"When the tradition is handled in a sensible way, with a sensitive approach to the child and that child has a healthy amount of self confidence then it is just fine to go ahead and enjoy it. If children feel that their parents are there to protect them then they can go ahead and explore their own fear and courage and come close to something mysterious. As a rule children love that. However some parents, who are unable to discipline a child of four or five, think it is a great idea to scare the child stiff and then just frighten them with the words 'if you don't eat the devil will come and get you' or 'if you misbehave I'll give you to the Devil'. That's totally unacceptable but it still happens all the time."
Psychologists say there's no need to give up a fine tradition, and the annual visit from St. Nicolas is in fact a bonus - on condition that you respect certain ground rules with very small children.

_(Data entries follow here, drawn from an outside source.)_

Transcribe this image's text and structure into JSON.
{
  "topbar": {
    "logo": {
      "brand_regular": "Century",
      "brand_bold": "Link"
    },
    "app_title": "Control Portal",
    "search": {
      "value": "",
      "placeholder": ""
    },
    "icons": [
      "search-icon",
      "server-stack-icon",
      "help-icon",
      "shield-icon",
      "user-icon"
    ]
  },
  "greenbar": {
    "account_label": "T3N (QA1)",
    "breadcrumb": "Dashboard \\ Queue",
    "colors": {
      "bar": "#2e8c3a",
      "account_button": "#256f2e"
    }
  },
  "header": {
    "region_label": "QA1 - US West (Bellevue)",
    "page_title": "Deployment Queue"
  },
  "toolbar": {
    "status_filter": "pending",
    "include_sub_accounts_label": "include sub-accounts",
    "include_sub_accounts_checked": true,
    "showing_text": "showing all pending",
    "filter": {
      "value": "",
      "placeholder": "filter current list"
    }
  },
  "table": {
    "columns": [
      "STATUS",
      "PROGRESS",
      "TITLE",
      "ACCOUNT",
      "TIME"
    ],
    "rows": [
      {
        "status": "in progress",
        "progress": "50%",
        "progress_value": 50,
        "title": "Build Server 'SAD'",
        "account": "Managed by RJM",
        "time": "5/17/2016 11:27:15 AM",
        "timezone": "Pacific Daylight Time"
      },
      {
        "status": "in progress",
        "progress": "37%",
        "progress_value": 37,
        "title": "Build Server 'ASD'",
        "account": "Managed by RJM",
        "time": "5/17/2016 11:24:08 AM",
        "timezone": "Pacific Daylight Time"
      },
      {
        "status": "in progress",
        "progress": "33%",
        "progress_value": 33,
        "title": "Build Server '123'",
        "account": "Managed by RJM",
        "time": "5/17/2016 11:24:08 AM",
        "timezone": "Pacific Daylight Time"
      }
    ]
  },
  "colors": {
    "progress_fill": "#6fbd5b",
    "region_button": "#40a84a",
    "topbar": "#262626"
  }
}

"The grown ups involved should be sensitive to the child's response - enter the scene slowly, with limited sound effects and then put only as much pressure on the child as it can cope with. If a child is screaming with fear, stuttering and trying to escape -you've obviously gone too far and the experience can give your child nightmares and problems for months to come. Try to arrange a meeting with the devil outdoors, not in the home where the child needs to feel secure. Also never side with the devil openly by enumerating the child's misdemeanours - your child needs to know you are there to protect it. And finally, make sure you agree on some ground rules of behaviour with your devil in advance - slinging your child over his shoulder to carry off to hell - is definitely over the top."
That was Zora Duskova of the Child Help Centre giving parents some advice on how to avoid problems with the Devil.